“The appeal of the house was how run-down it was,” Farrugia laughs. “We wanted a future home but we also wanted a massive project, something with the kind of character that warranted putting a lot of work into it.”
Farrugia and her partner, Brogo-raised carpenter Liam McManus, certainly got what they were looking for when they bought ‘Cranbrook,’ a nine-bedroom house dating from the late 1800s, in October last year.
Many people noticed when the iconic house came onto the market for the first time since it was purchased by the Williams family in the sixties. Since the sale, neighbours have continually dropped by to meet the new owners.
For now, McManus and Farrugia plan on making the house rentable while they are on a three-week leave from their jobs in the Northern Territory, but in the near future, they plan to call the Bega Valley home.
With the exception of a new roof, the house was apparently untouched since the sixties.
“It was quite oppressive when we first saw it,” says Farrugia. “Some rooms were so dark and the kitchen had smoke stains, mould on the walls.
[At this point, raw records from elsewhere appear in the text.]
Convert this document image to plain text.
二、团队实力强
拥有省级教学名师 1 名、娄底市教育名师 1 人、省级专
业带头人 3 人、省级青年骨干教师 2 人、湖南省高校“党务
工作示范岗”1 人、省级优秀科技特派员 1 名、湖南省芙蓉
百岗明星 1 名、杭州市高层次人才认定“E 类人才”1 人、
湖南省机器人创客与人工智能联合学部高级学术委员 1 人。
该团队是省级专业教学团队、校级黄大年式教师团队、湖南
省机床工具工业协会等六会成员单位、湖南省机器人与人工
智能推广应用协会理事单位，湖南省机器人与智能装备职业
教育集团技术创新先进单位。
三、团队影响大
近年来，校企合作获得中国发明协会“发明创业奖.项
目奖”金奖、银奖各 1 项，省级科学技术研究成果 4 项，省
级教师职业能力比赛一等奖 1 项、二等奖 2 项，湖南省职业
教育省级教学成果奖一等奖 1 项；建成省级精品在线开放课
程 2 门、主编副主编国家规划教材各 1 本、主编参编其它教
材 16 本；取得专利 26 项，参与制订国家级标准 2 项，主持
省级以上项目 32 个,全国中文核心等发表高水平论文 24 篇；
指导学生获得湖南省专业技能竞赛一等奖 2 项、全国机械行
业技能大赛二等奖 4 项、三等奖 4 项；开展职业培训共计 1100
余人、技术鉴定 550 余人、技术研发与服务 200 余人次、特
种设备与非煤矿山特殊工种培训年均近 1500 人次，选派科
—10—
It was certainly not homey and I was worried that we had agreed to buy this big creepy manor that we would never feel comfortable living in.”
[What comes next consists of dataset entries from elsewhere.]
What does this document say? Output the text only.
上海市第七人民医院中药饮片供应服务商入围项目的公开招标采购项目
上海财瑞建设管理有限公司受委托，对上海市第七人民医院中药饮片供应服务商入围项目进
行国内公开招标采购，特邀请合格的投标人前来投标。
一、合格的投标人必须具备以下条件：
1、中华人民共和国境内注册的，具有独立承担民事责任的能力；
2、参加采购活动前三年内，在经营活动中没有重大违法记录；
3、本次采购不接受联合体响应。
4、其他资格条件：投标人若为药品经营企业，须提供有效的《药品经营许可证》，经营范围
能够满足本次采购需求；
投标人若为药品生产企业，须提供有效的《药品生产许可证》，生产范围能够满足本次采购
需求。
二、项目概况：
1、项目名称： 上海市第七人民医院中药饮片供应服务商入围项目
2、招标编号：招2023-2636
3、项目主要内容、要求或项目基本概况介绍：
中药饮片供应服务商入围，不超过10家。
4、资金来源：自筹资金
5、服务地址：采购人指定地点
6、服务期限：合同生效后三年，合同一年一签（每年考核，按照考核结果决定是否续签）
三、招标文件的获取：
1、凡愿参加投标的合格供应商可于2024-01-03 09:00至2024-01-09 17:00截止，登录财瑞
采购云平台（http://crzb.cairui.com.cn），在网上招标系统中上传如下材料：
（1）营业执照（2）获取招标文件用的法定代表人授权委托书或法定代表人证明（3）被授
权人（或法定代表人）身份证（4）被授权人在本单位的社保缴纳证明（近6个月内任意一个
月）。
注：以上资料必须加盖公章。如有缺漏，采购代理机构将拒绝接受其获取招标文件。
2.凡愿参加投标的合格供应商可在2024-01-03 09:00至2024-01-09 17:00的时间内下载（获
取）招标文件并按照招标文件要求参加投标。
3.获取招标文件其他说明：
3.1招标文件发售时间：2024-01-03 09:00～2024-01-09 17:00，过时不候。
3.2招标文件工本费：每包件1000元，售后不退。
Originally a subdivided 20-acre property in the ‘new-town,’ on the outskirts of Bega, number 225 Newtown Road was built at a time of great prosperity in the Bega Valley, says local historian Fiona Firth, who has examined the house and done some preliminary research about the ownership of the property.
“The house was built by Henry Skillman, who was the inspector of schools in Bega then,” Firth explains, “and it was a very prestigious home, very ‘look at me.'”
Firth, poring over documents connected to the house which were kindly included in the sale by William’s daughter, says that in 1883 a report to the government following an inquiry into the Land Acts of 1862 said that the Bega District was ‘one of the wealthiest districts in the colony’.
“The population of Bega was growing rapidly at the time Cranbrook was built,” says Firth. “In 1851, there were 770 white fellows from the Victorian border to up past Tathra, but by 1891, in the township of Bega, there were 2000 white residents.”
Arriving in Bega a few days before the New Year, McManus and Farrugia immediately set to work warming the house, holding a New Years Eve party/working bee which attracted dozens of their friends and family.
The whirlwind of visitors and helpers hasn’t ceased since the New Year and has left the many rooms of Cranbrook with “full of love and generosity,” says Farrugia as she and McManus run from room to room, setting workers up with basic plastering skills and ferrying the in-demand ladders and scaffolding from project to project.
“Everyone who has come has contributed something, even the children,” says Farrugia. “It’s been amazing how each person has laid claim to a job, whether it’s washing walls with sugar soap, pulling weeds or repairing the ceiling.”
Taking on a house in superficially poor shape is a way of buying a fantastic house at a reasonable price, McManus muses, adding that they couldn’t have done it without their friends and family kicking in.
“Their help has made this house accessible to us,” McManus says.
While McManus is relieved to be working away from the extreme heat of the Northern Territory [“it’s pretty attractive to be able to get in a roof cavity at midday and not die,” he says dryly] Farrugia has developed a close working relationship with the people at Inspirations Paint in Bega.
“We love Julie at the paint shop,” Farrugia laughs.
The couple plan to rent the house in the short term until they are freed up to live there permanently.
In the meantime, Farrugia’s initial fears have been abated.
“At night, when everyone goes home and Liam and I are there on our own, it does feel like a home,” she muses, turning her attention back to the job at hand.